Se non si capisce la natura dei problemi che sono di tipo antropologico e non solo tecnico diventa difficile e forse impossibile risolverli solo con enunciati verbali smentiti dai fatti; eppure è evidente che più ci si occupa solo dell’economia più questa continua a peggiorare. Il senso del titolo sta nel creare lavoro, nel creare tasse e nel creare debito, ora mentre i dati numerici dicono che si riesce a creare debito e tasse sembra più difficile creare il lavoro.

Di per sé ogni singola azione se presa da sola può avere un senso, si può aumentare il debito pubblico per generare investimenti e sostegno alla domanda come fece Roosevelt sotto la guida sapiente di Keynes durante la grande depressione e come fece HjalmartShacht nella Germania di Weimar sconfiggendo un’iperinflazione – cento miliardi di marchi non bastavano per un tozzo di pane –, ma se si è portato il debito ad un tetto non sostenibile evidentemente una sua politica di espansione diventa difficile.

Si possono aumentare le tasse per ridurre la disuguaglianza e per dare allo stato un sostegno allo sviluppo ma oltre un certo livello, come quello attuale, l’innalzamento delle tasse riduce le entrate, fa collassare la tenuta sociale del sistema ed aumenta la criticità di un sistema contabile rimasto ad una strutturazione borbonica che guarda le virgole e perde di vista il tutto.

Si può aumentare l’occupazione se si lavora sulla domanda interna e si creano sostegni per gli investimenti ma se si penalizza la struttura produttiva di un paese come il nostro basato su un tessuto di piccole e medie imprese con normative giuridiche, ossessive e disancorate dalla realtà quotidiana, con una tassazione soffocante e parcellizzata non si va da nessuna parte e le cifre sono lì davanti agli occhi di tutti a dare evidenza che le politiche di rientro dalla crisi non funzionano.

Il tutto è reso più complicato da un disarmonico patto di stabilità che va contro la storia del paese, si continua a denunciare la sua "stupidità" ma poi si continua a tenere la stessa rotta. I problemi di fondo non vengono mai affrontati a partire da un sistema di controllo che non funziona né dal punto di vista contabile né morale per ridurre il "moral hazard"; così per ogni nuovo problema si fa una nuova legge, si inasprisce la precedente o si fa un nuovo organo di controllo che non si parla e non si confronta con gli altri e finiamo in una trappola mortale.

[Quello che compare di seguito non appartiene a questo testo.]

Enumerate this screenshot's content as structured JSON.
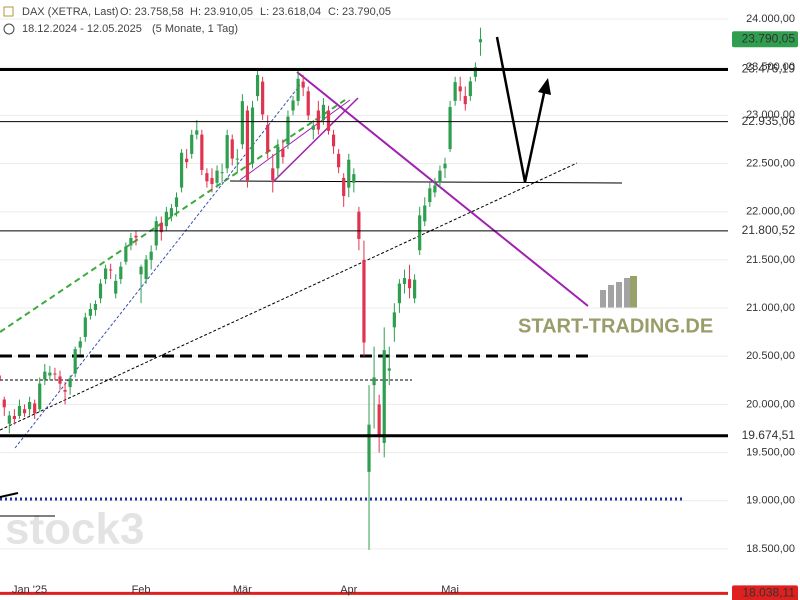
{
  "chart_data": {
    "type": "candlestick",
    "header": {
      "title": "DAX (XETRA, Last)",
      "ohlc": [
        "O: 23.758,58",
        "H: 23.910,05",
        "L: 23.618,04",
        "C: 23.790,05"
      ],
      "range": "18.12.2024 - 12.05.2025",
      "period": "(5 Monate, 1 Tag)"
    },
    "watermarks": [
      "START-TRADING.DE",
      "stock3"
    ],
    "categories": [
      null,
      null,
      null,
      null,
      null,
      null,
      "Jan '25",
      null,
      null,
      null,
      null,
      null,
      null,
      null,
      null,
      null,
      null,
      null,
      null,
      null,
      null,
      null,
      null,
      null,
      null,
      null,
      null,
      null,
      "Feb",
      null,
      null,
      null,
      null,
      null,
      null,
      null,
      null,
      null,
      null,
      null,
      null,
      null,
      null,
      null,
      null,
      null,
      null,
      null,
      "Mär",
      null,
      null,
      null,
      null,
      null,
      null,
      null,
      null,
      null,
      null,
      null,
      null,
      null,
      null,
      null,
      null,
      null,
      null,
      null,
      null,
      "Apr",
      null,
      null,
      null,
      null,
      null,
      null,
      null,
      null,
      null,
      null,
      null,
      null,
      null,
      null,
      null,
      null,
      null,
      null,
      null,
      "Mai",
      null,
      null,
      null,
      null,
      null,
      null
    ],
    "open": [
      20300,
      20050,
      19800,
      19880,
      19880,
      19950,
      19950,
      20010,
      19950,
      20260,
      20300,
      20320,
      20290,
      20150,
      20180,
      20320,
      20590,
      20700,
      20920,
      20980,
      21100,
      21300,
      21400,
      21150,
      21300,
      21480,
      21650,
      21750,
      21350,
      21300,
      21500,
      21650,
      21880,
      21850,
      21950,
      22050,
      22250,
      22550,
      22600,
      22800,
      22800,
      22400,
      22350,
      22300,
      22400,
      22450,
      22750,
      22550,
      22700,
      23050,
      22500,
      23200,
      23350,
      22900,
      22450,
      22450,
      22650,
      22700,
      23050,
      23150,
      23350,
      23250,
      22850,
      23050,
      22950,
      23050,
      22800,
      22600,
      22350,
      22250,
      22300,
      22000,
      21500,
      19300,
      20200,
      20000,
      19600,
      20350,
      20800,
      21050,
      21250,
      21300,
      21100,
      21600,
      21900,
      22100,
      22200,
      22300,
      22450,
      22650,
      23150,
      23300,
      23200,
      23200,
      23400,
      23758.58
    ],
    "high": [
      20420,
      20080,
      19930,
      19950,
      20050,
      20000,
      20080,
      20050,
      20280,
      20420,
      20400,
      20380,
      20350,
      20230,
      20300,
      20600,
      20700,
      20950,
      21050,
      21080,
      21300,
      21450,
      21460,
      21350,
      21480,
      21680,
      21780,
      21800,
      21450,
      21550,
      21650,
      21950,
      21950,
      22050,
      22080,
      22200,
      22650,
      22650,
      22850,
      22950,
      22850,
      22450,
      22450,
      22480,
      22500,
      22850,
      22800,
      22650,
      23220,
      23100,
      23150,
      23476,
      23400,
      23000,
      22600,
      22750,
      22750,
      23050,
      23200,
      23480,
      23420,
      23300,
      22950,
      23150,
      23180,
      23100,
      22850,
      22650,
      22400,
      22600,
      22450,
      22050,
      21700,
      20200,
      20600,
      20100,
      20800,
      20600,
      21050,
      21300,
      21400,
      21450,
      21350,
      22050,
      22150,
      22300,
      22350,
      22480,
      22560,
      23150,
      23400,
      23400,
      23300,
      23400,
      23550,
      23910.05
    ],
    "low": [
      20150,
      19880,
      19700,
      19790,
      19850,
      19870,
      19880,
      19850,
      19920,
      20200,
      20250,
      20250,
      20150,
      20000,
      20100,
      20280,
      20520,
      20650,
      20880,
      20920,
      21050,
      21250,
      21300,
      21100,
      21250,
      21450,
      21600,
      21650,
      21050,
      21250,
      21400,
      21600,
      21700,
      21800,
      21900,
      21950,
      22200,
      22450,
      22550,
      22750,
      22380,
      22250,
      22200,
      22250,
      22300,
      22400,
      22480,
      22400,
      22650,
      22250,
      22450,
      23150,
      22950,
      22550,
      22200,
      22350,
      22500,
      22650,
      23000,
      23100,
      23200,
      22950,
      22750,
      22800,
      22900,
      22800,
      22600,
      22400,
      22050,
      22150,
      22200,
      21600,
      20500,
      18490,
      19750,
      19500,
      19450,
      20200,
      20650,
      20950,
      21150,
      21100,
      21050,
      21550,
      21850,
      22050,
      22150,
      22250,
      22350,
      22620,
      23100,
      23150,
      23050,
      23150,
      23350,
      23618.04
    ],
    "close": [
      20242,
      19970,
      19885,
      19848,
      19984,
      19909,
      20025,
      19906,
      20216,
      20340,
      20330,
      20317,
      20215,
      20132,
      20271,
      20574,
      20655,
      20903,
      20990,
      21042,
      21254,
      21411,
      21394,
      21282,
      21430,
      21637,
      21727,
      21732,
      21428,
      21505,
      21585,
      21902,
      21787,
      21999,
      22037,
      22148,
      22612,
      22514,
      22798,
      22844,
      22433,
      22315,
      22287,
      22426,
      22410,
      22795,
      22551,
      22551,
      23147,
      22327,
      23081,
      23419,
      23009,
      22620,
      22329,
      22676,
      22567,
      22987,
      23154,
      23380,
      23288,
      22999,
      22892,
      22852,
      23109,
      22839,
      22678,
      22461,
      22163,
      22539,
      22390,
      21717,
      20642,
      19790,
      20280,
      19670,
      20563,
      20374,
      20955,
      21254,
      21311,
      21206,
      21294,
      21962,
      22064,
      22242,
      22272,
      22426,
      22497,
      23086,
      23345,
      23249,
      23116,
      23352,
      23499,
      23790.05
    ],
    "up_color": "#2f9e4f",
    "down_color": "#e03350",
    "ylim": [
      17970,
      24197
    ],
    "yticks": [
      {
        "value": 18500,
        "label": "18.500,00"
      },
      {
        "value": 19000,
        "label": "19.000,00"
      },
      {
        "value": 19500,
        "label": "19.500,00"
      },
      {
        "value": 20000,
        "label": "20.000,00"
      },
      {
        "value": 20500,
        "label": "20.500,00"
      },
      {
        "value": 21000,
        "label": "21.000,00"
      },
      {
        "value": 21500,
        "label": "21.500,00"
      },
      {
        "value": 22000,
        "label": "22.000,00"
      },
      {
        "value": 22500,
        "label": "22.500,00"
      },
      {
        "value": 23000,
        "label": "23.000,00"
      },
      {
        "value": 23500,
        "label": "23.500,00"
      },
      {
        "value": 24000,
        "label": "24.000,00"
      }
    ],
    "levels": [
      {
        "value": 23790.05,
        "label": "23.790,05",
        "color": "#2f9e4f",
        "line": false
      },
      {
        "value": 23476.19,
        "label": "23.476,19",
        "color": "#000000",
        "width": 3,
        "line": true
      },
      {
        "value": 22935.06,
        "label": "22.935,06",
        "color": "#000000",
        "width": 1,
        "line": true
      },
      {
        "value": 21800.52,
        "label": "21.800,52",
        "color": "#000000",
        "width": 1,
        "line": true
      },
      {
        "value": 19674.51,
        "label": "19.674,51",
        "color": "#000000",
        "width": 3,
        "line": true
      },
      {
        "value": 18038.11,
        "label": "18.038,11",
        "color": "#e0201e",
        "width": 3,
        "line": true
      }
    ]
  }
}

Il tema di fondo del lavoro va affrontato in modo selettivo a seconda anche delle aree territoriali, non serve semplificare i rapporti contrattuali se non si crea domanda e canali di sbocco per i consumi interni ed esterni. E’ ingiusto ed immorale non intervenire sulla tassazione delle grandi corporation che pagano le tasse dove vogliono perché in questo modo si separa il capitale dal lavoro rendendo questo ostaggio del primo. La Spagna che si sta riprendendo più velocemente di noi ha imposto una tassa sulla delocalizzazione per rendere partecipi tutti alla ricostruzione morale della società e del suo bene comune.

Si può essere alleati fedeli dell’Europa ma è del tutto evidente che le sanzioni alla Russia stanno mettendo molte aziende in ginocchio ed evidentemente le rendono poco interessate al job act; se i costi sembrano essere superiori ai benefici forse qualche domanda varrebbe la pena farsela visto che il problema è già sull'agenda della UE.